Cammina sull’orlo del baratro e Jonathan, perfetto damerino, si rifiuta di
avvicinarsi e guardarvi dentro abbastanza a lungo da consentirgli di spingerlo
oltre il bordo. C’è arrivato vicino quel pomeriggio, molto vicino, ma ora
sembra aver preso le giuste distanze di sicurezza.
Non
lo sopporta.
« Di cosa stai parlando? », domanda; Jonathan si volta, gli
occhi grandi visibilmente pieni di lacrime anche nella penombra.

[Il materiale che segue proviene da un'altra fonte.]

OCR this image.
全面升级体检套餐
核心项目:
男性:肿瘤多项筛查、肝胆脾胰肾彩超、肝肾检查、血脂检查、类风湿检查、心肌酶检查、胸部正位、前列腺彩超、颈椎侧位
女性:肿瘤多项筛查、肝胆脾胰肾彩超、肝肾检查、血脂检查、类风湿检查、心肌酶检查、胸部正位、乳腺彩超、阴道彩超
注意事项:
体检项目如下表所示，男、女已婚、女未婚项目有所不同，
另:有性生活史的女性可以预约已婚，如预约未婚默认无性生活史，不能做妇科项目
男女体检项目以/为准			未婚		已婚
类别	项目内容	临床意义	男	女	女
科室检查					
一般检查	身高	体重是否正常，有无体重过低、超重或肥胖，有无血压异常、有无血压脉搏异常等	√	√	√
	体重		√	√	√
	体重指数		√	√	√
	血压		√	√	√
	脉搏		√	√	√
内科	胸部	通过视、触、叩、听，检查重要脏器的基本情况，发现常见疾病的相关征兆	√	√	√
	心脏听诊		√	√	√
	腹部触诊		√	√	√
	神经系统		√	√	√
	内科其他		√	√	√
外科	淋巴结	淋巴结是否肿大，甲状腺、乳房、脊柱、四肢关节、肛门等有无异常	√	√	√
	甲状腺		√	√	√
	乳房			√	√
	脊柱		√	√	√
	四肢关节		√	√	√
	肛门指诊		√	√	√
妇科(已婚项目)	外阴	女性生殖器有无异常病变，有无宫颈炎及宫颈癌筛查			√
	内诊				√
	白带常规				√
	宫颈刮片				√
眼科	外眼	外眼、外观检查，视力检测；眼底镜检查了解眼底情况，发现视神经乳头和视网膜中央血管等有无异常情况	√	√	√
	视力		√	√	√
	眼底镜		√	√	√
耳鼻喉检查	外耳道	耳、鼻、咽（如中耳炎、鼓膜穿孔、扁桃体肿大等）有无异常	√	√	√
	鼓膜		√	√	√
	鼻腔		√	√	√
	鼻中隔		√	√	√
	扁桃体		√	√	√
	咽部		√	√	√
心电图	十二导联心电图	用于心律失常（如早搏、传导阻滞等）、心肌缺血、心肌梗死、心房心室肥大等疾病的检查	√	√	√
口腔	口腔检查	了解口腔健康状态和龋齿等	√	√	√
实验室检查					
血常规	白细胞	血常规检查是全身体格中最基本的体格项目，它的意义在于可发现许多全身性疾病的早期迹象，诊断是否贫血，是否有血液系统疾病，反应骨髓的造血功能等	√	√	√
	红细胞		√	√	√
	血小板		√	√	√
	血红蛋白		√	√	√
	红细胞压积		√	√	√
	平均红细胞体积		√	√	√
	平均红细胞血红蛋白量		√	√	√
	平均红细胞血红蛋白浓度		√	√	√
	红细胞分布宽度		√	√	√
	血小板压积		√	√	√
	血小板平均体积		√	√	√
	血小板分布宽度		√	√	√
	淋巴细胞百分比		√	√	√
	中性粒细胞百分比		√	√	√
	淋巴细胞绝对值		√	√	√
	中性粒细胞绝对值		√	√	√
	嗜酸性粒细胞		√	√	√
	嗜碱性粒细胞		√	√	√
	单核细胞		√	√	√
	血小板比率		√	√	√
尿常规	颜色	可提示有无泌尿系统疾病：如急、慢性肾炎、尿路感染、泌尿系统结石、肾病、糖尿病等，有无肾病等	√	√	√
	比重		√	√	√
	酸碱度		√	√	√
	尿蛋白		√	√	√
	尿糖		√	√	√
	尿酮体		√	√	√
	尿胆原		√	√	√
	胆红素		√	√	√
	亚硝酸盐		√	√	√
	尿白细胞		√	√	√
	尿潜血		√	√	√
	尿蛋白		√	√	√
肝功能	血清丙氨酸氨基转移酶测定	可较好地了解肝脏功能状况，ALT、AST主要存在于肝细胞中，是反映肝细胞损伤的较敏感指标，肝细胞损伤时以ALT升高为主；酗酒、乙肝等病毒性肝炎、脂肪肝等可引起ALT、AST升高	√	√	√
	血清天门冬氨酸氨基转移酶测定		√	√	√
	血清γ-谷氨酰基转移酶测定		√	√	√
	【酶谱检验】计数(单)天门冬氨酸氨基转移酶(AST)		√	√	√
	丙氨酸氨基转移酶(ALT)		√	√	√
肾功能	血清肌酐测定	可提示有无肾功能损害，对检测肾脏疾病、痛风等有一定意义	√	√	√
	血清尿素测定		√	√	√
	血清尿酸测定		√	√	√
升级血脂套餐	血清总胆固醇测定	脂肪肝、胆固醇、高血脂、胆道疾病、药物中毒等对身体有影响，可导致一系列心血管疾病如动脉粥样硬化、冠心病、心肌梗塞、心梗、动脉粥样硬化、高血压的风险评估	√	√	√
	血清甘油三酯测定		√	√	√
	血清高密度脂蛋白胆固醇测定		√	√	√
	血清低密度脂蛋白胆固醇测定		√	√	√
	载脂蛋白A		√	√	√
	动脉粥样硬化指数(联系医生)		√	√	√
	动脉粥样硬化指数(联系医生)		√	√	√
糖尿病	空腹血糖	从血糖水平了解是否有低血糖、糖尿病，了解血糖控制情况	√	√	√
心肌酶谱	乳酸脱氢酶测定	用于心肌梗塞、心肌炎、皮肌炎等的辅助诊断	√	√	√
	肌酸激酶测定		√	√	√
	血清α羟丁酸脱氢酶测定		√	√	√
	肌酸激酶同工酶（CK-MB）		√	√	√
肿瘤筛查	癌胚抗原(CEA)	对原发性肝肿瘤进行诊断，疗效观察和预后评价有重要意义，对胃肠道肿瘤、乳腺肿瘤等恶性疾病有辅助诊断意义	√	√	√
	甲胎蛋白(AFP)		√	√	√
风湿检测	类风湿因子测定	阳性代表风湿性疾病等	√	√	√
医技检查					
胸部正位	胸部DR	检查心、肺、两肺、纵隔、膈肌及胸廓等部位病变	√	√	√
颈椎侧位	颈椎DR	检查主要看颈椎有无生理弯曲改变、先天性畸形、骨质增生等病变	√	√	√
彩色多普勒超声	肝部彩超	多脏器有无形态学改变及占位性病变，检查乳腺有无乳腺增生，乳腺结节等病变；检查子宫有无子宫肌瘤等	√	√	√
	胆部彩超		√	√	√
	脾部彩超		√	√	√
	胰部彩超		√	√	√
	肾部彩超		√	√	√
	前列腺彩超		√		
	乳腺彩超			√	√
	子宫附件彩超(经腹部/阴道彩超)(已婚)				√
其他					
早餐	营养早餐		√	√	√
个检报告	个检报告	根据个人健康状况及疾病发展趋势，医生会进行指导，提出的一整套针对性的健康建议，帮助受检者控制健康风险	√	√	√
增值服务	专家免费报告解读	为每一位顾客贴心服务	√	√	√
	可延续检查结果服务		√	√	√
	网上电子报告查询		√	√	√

« Di tutto quanto. », risponde; non sembra incline ad
elaborare – ma di nuovo evita di accusarlo di alcunché, genuinamente curioso di
conoscere le sue motivazioni. Dio abbandona la sedia del leggio per avvicinarsi
al letto, cauto.
« Non ho mai fatto segreto del fatto che ti odio. », mormora,
sincero. « Non ho intenzione di cominciare a farlo
ora. Sei un bamboccio viziato, insopportabile, positivo senza alcuna ragione,
accecato dalla tua stessa visione infantile del mondo. Vuoi che continui? Posso
andare avanti tutta la notte. »
Nel
parlare si aggrappa ad uno dei pomelli del letto di Jonathan, stringendo il
legno sotto le proprie mani fino a sentirlo incrinare. Contenere la rabbia si
dimostra sempre una sfida, soprattutto in sua presenza.
Jonathan
scuote la testa. « Non mi riferivo al motivo per cui
mi odi. Quello lo posso comprendere, sai? »
Passivo,
Dio annota mentalmente. Oltre che stupido, Jonathan è pure passivo: accetta
senza protestare ogni ragione Dio gli presenti, per quanto assurda possa sembrare
agli occhi di una persona con un cervello funzionante. Accondiscendente,
accomodante… gli si avvicina, posando un ginocchio sul materasso, predatore
glaciale. Jonathan non fa una piega, non si fa neppure indietro. Dio ripensa
all’euforia provata nel vederlo finalmente reagire alle sue crudeltà,
l’eccitazione di poterlo finalmente malmenare a viso aperto, senza riserve,
secondi fini o giustificazioni.
« Dev’esserci una ragione dietro al tuo comportamento. », mormora
Jonathan. « Nessuno nasce cattivo. »
Dio
si ferma, il volto pochi centimetri sopra a quello di Jonathan, in una
posizione che ricorda quella di un avvoltoio pronto a calarsi sulla propria
preda. Ora come ora però non ha alcuna voglia di divorarlo: se ne sta fermo,
gli occhi sgranati, intento a processare ciò che Jonathan ha appena detto. « Cosa… », sussurra, senza fiato; gli occhi di Jonathan sono
fissi nei suoi, lo trapassano come non avesse consistenza, nessuna barriera. « Come… »
Come
può offrirgli una mano d’aiuto come non fosse passato un singolo istante dalla
prima volta in cui l’ha rifiutata? Come può fingere che dal loro primo incontro
Dio non abbia fatto altro che pensare a come distruggere la sua vita?
Lo
afferra per il bavero della camicia, le mani che tremano, irragionevole. Vede
la bocca di Jonathan aprirsi, forse per chiedergli di fermarsi o forse per
chiamare aiuto. Non si concede il beneficio del dubbio: termina la propria
discesa feroce su di lui, sollevandolo contemporaneamente verso il proprio viso,
fino a che le sue labbra non incontrano quelle di Jonathan in quello che più
che a un bacio somiglia ad un morso, un tentativo di dilaniarlo. Sente le mani
di Jonathan afferrare i suoi polsi e tentare di allontanarlo, i gemiti dentro
la sua bocca – ma a quel punto non ragiona più, non riflette sulle proprie
azioni o sulle conseguenze che esse avranno.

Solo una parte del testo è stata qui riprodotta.